Skip to main content.
home | support | download

Back to List Archive

Re: fix for my stemmer_en2 issue

From: brad miele <bmiele(at)not-real.ipnstock.com>
Date: Fri Nov 10 2006 - 21:22:56 GMT
yes, it seems that the volume of files/words was a factor, since it 
didn't/doesn't crop up with smaller sets.

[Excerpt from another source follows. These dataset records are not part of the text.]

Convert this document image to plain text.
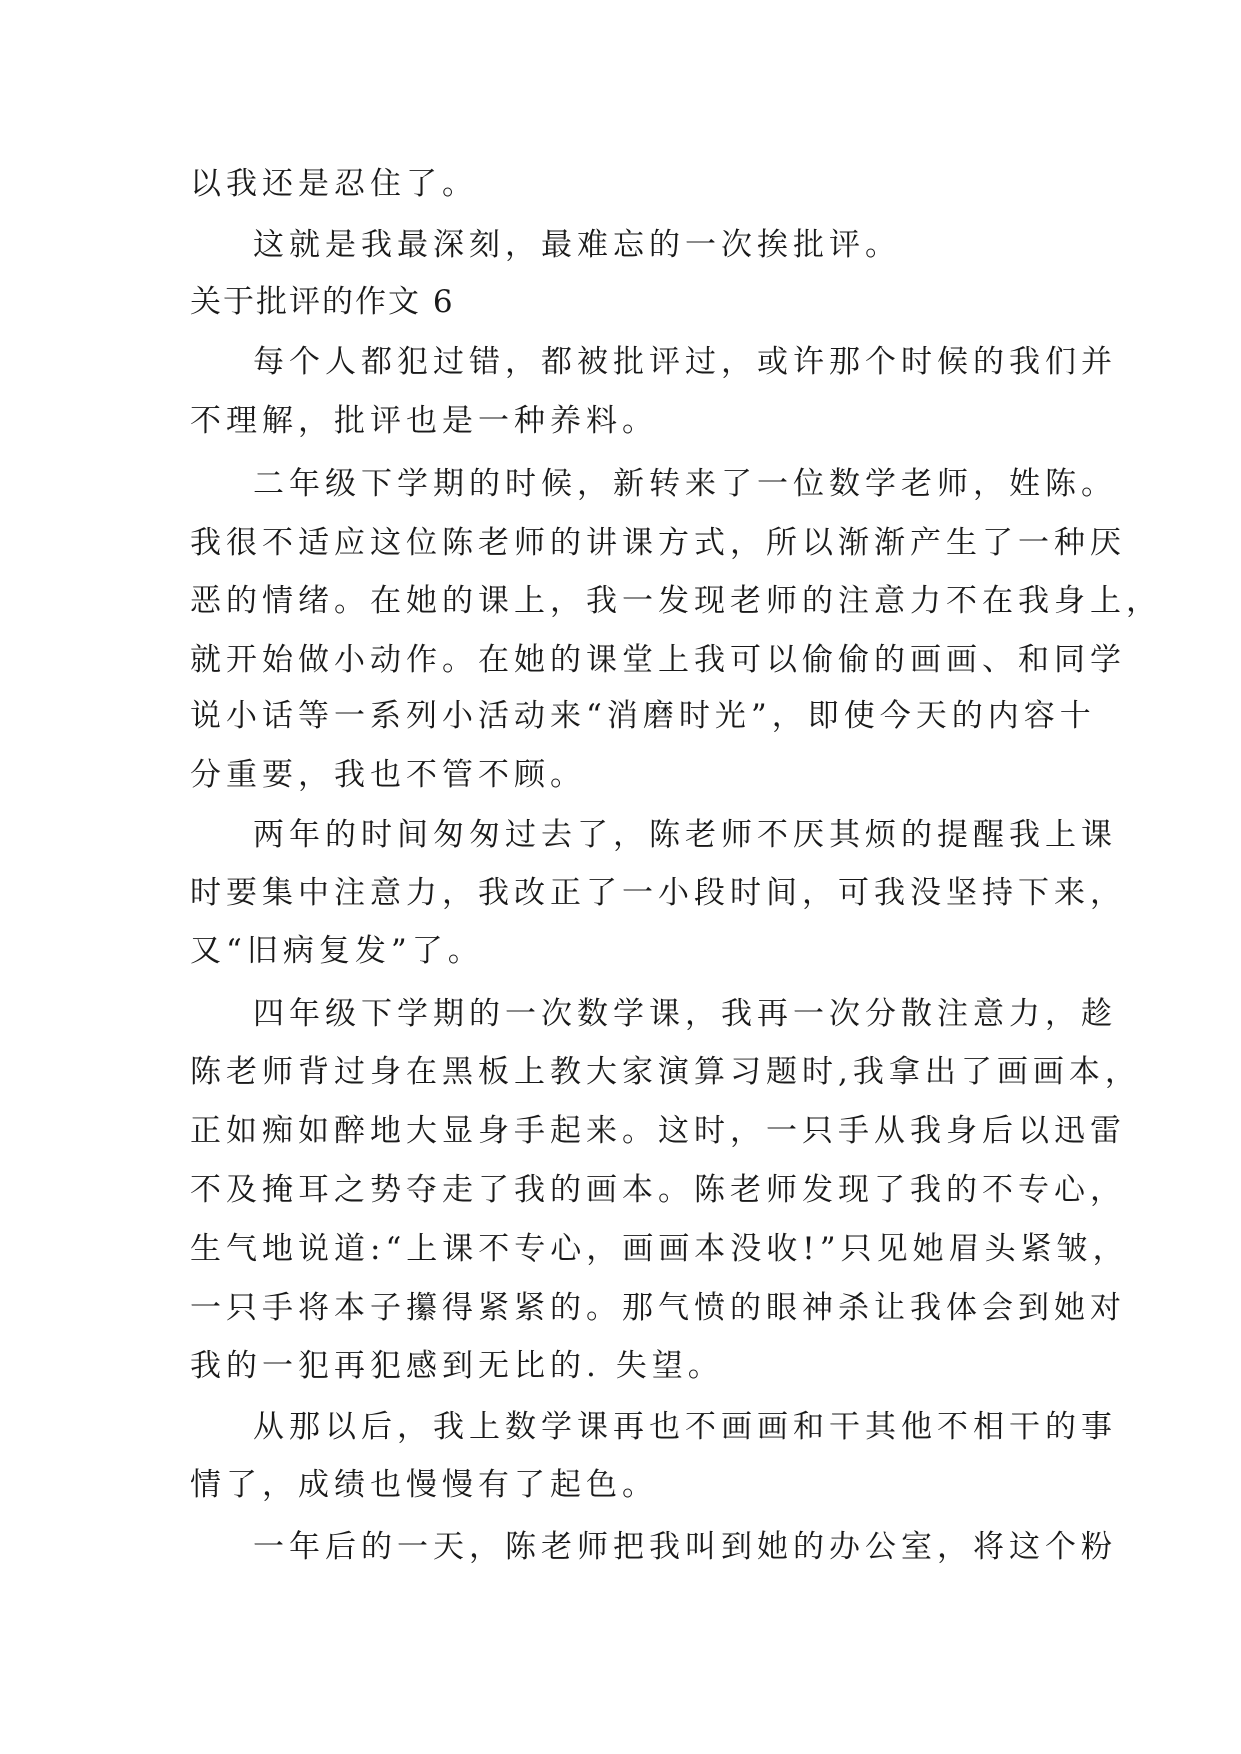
以我还是忍住了。
这就是我最深刻，最难忘的一次挨批评。
关于批评的作文 6
每个人都犯过错，都被批评过，或许那个时候的我们并
不理解，批评也是一种养料。
二年级下学期的时候，新转来了一位数学老师，姓陈。
我很不适应这位陈老师的讲课方式，所以渐渐产生了一种厌
恶的情绪。在她的课上，我一发现老师的注意力不在我身上，
就开始做小动作。在她的课堂上我可以偷偷的画画、和同学
说小话等一系列小活动来“消磨时光”，即使今天的内容十
分重要，我也不管不顾。
两年的时间匆匆过去了，陈老师不厌其烦的提醒我上课
时要集中注意力，我改正了一小段时间，可我没坚持下来，
又“旧病复发”了。
四年级下学期的一次数学课，我再一次分散注意力，趁
陈老师背过身在黑板上教大家演算习题时,我拿出了画画本，
正如痴如醉地大显身手起来。这时，一只手从我身后以迅雷
不及掩耳之势夺走了我的画本。陈老师发现了我的不专心，
生气地说道:“上课不专心，画画本没收!”只见她眉头紧皱，
一只手将本子攥得紧紧的。那气愤的眼神杀让我体会到她对
我的一犯再犯感到无比的. 失望。
从那以后，我上数学课再也不画画和干其他不相干的事
情了，成绩也慢慢有了起色。
一年后的一天，陈老师把我叫到她的办公室，将这个粉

this test was on the full set, so i am sort of baffled by why that change 
would make the difference.

i guess i should keep looking for a more real solution. the stemmer_en1 
doesn't seem to do as good of a job (at least according to our 
salespeople), and we can't seem to make the jump to 2.4.4 with en2

thanks again for your time Bill,

Brad
---------------------
Brad Miele
VP Technology
IPNStock.com
866 476 7862 x902
bmiele@ipnstock.com

On Fri, 10 Nov 2006, Bill Moseley wrote:

> On Fri, Nov 10, 2006 at 12:56:46PM -0800, brad miele wrote:
>> hi,
>>
>> I was messing around trying to figure out what was making the Stemmer_EN2
>> stuff not work in 2.4.4. i noticed that stemmer.c in 2.4.4 was different
>> from the one in 2.4.3. notably, in the section starting at line 117, under
>> "static FUZZY_OPTS fuzzy_opts[] = {" i find that when i remove the two
>> references at the top to:
>>
>>      { FUZZY_STEMMING_EN2,       "Stemming_en",      Stem_snowball,
>> porter_create_env, porter_close_env, porter_stem },
>>      { FUZZY_STEMMING_EN2,       "Stem",             Stem_snowball,
>> porter_create_env, porter_close_env, porter_stem },
>
> That's just a mapping table -- it maps the config names ("None",
> "Stemming_en", etc.) to the code for that stemmer.
>
> The difference between 2.4.3 and 2.4.4 is that we removed the old
> Porter stemmer so Stem and Stemming_en were changed to use the new
> snowball stemmer code instead of the old Porter code.
>
> But, your problem was due to the number of files/words indexed, right?
>
> -- 
> Bill Moseley
> moseley@hank.org
>
> Unsubscribe from or help with the swish-e list:
>   http://swish-e.org/Discussion/
>
> Help with Swish-e:
>   http://swish-e.org/current/docs
>   swish-e@sunsite.berkeley.edu
>
>
>
Received on Fri Nov 10 13:22:57 2006